Hawaiian Shochu Co.: Sweet Potato Shochu Made in Haleiwa, Hawaii
Hawaiian Shochu Co., a tiny craft distillery, turns sweet potatoes into shochu.
Ken Hirata shows off his raw ingredients.
Photos: Odeelo Dayondon
“It was just like a kung fu movie!” says Ken Hirata, on how he learned to make shochu. “I decided to become an apprentice to my master, Toshihiro Manzen, because I liked his shochu,” he says. “I literally walked up to his door, like a kung fu movie. I got rejected. Just like the kung fu movies. During a one-month period, I returned more than five times. I was rejected more than five times. Finally, I told him my goal was to start a shochu distillery in Hawaii. And I think he kind of liked it. He decided to accept me as his apprentice. Usually, traditional-style shochu-making runs in the family. They don’t usually teach techniques to outsiders.”
Nine years after first knocking on Manzen’s door in Kagoshima, Japan, Hirata is finally distilling his own shochu out of sweet potatoes in Haleiwa. Hawaii, it turns out, is a great place to make sweet potato shochu, thanks to the temperate weather and abundance of locally grown, starchy, not-too-watery sweet potatoes.
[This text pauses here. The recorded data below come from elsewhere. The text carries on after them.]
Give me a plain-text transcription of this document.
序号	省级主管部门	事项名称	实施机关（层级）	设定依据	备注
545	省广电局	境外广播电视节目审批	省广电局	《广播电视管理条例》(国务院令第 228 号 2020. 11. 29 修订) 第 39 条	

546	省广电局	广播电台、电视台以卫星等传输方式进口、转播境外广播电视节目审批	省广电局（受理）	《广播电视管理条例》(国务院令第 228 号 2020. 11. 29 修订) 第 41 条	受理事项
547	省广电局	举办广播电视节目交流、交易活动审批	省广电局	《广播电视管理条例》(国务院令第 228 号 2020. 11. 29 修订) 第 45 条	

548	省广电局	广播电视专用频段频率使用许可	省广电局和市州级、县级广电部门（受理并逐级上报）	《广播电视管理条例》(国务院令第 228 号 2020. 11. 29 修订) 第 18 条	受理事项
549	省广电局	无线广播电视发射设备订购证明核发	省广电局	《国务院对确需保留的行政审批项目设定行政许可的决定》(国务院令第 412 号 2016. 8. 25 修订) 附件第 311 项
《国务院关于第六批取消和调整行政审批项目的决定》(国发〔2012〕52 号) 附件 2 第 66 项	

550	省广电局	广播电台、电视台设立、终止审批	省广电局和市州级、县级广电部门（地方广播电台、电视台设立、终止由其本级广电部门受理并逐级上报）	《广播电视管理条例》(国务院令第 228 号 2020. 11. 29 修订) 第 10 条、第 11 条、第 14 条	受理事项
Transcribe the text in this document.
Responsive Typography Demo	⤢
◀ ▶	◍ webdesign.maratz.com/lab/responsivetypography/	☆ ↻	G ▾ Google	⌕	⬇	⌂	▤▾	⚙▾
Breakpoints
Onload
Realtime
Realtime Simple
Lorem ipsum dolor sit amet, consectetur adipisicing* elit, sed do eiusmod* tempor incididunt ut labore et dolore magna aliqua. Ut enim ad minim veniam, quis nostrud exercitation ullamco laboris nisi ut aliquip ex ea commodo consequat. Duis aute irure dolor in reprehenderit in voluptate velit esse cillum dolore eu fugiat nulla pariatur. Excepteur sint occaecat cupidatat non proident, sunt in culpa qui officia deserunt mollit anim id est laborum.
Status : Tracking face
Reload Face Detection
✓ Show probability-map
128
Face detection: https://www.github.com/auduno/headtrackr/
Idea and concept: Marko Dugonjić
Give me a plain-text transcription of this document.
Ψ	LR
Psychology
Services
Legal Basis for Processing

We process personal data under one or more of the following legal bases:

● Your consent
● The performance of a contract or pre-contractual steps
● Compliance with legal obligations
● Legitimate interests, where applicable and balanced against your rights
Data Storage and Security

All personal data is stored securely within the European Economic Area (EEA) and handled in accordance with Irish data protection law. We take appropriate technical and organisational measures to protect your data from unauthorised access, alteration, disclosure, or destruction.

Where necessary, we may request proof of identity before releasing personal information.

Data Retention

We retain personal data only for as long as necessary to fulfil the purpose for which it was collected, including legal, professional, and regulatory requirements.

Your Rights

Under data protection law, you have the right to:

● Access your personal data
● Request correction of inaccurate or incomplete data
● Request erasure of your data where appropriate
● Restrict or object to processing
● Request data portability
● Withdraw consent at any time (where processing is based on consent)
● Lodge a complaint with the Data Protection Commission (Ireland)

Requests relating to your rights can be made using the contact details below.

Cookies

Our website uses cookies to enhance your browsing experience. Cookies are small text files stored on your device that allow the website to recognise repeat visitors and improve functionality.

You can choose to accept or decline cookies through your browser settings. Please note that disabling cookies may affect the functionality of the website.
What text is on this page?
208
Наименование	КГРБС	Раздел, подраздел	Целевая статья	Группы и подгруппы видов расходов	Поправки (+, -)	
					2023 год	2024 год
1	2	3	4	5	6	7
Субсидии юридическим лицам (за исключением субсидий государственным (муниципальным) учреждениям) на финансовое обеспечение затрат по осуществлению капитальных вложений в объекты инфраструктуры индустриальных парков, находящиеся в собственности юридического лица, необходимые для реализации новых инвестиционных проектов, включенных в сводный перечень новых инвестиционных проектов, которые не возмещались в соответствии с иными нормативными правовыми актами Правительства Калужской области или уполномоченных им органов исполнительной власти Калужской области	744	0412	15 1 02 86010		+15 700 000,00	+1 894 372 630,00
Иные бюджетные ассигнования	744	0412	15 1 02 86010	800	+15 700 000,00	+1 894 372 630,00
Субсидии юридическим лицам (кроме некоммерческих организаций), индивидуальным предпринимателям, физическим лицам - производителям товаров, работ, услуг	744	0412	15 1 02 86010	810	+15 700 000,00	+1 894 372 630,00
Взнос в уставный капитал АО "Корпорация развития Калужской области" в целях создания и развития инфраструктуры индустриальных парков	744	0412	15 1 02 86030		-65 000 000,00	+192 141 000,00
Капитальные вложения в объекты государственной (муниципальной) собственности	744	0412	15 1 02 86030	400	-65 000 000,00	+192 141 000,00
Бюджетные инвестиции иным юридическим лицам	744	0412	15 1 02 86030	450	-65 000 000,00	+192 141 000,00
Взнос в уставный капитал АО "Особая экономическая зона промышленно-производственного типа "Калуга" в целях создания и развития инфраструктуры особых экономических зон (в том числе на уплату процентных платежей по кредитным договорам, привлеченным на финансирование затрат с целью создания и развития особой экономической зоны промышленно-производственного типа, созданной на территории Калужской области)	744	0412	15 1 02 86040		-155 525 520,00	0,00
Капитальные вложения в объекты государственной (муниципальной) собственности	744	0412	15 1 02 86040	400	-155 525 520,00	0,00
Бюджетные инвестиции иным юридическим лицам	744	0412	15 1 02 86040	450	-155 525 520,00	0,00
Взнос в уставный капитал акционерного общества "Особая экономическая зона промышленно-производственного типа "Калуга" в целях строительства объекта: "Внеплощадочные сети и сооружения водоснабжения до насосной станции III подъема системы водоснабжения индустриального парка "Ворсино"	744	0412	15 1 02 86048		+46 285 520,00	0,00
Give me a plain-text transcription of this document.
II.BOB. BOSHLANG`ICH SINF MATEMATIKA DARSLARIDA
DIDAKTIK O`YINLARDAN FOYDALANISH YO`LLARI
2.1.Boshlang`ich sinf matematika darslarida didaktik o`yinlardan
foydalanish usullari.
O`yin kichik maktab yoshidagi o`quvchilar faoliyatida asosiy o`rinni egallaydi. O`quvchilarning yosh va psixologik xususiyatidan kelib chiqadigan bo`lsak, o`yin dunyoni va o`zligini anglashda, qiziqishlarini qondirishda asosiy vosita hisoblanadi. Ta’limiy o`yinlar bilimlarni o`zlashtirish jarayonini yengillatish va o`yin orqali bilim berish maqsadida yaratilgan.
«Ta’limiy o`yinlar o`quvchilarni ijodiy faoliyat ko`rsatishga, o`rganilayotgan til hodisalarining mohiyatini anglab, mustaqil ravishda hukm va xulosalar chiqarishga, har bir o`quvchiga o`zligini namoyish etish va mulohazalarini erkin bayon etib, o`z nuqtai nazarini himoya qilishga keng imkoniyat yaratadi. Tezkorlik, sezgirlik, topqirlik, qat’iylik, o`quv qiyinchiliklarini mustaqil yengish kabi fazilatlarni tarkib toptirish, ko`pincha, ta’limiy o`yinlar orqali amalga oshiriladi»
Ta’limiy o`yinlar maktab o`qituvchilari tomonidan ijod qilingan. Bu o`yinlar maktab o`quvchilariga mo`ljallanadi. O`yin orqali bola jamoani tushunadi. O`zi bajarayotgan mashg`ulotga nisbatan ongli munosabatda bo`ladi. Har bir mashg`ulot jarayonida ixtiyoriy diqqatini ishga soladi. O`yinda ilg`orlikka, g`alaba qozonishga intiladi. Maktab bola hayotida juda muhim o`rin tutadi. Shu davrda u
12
Shochu is not well known outside of Japan, but for about a decade now, shochu consumption there has overtaken sake (though in an alcoholic beverage popularity contest, they both lose out to beer).
Hirata makes his shochu using traditional methods learned from Manzen. He steams rice in a large wooden steamer and mixes it with koji, a mold, to kickstart the fermentation process. The rice and sweet potatoes are fermented in 100-year-old, below-ground ceramic vats, passed down from Hirata’s shochu master, inherited from his father and grandfather before him. Hirata distills the mash into a cypress still, then lets it age for six months to round out the flavors before bottling.
The result: an unfiltered, yet clear spirit, smooth, with a sweet finish and notes of lychee. It’s about 30 percent alcohol, somewhere between sake and whiskey in proof.
Hirata is only one of two shochu producers in the United States. At the moment, he describes his operation as a micro-micro-distillery: With only one holding tank, his production is limited to two batches of about 5,000 bottles a year. He just released a new batch at the end of March. Restaurants including Roy’s and Wada and hotels Moana Surfrider and Hyatt Waikiki carry his shochu, and you can also buy it directly from Hirata at his production site for $39 a bottle. Sometime down the line, he hopes to play around with other fruit and starches that grow well in Hawaii—pineapple, perhaps, or banana—for a unique, made-in-Hawaii spirit.
As for the master? He visits Hirata once a year to taste his shochu. “When I get confused, I call him and he helps me out,” Hirata says. Just like a kung fu movie.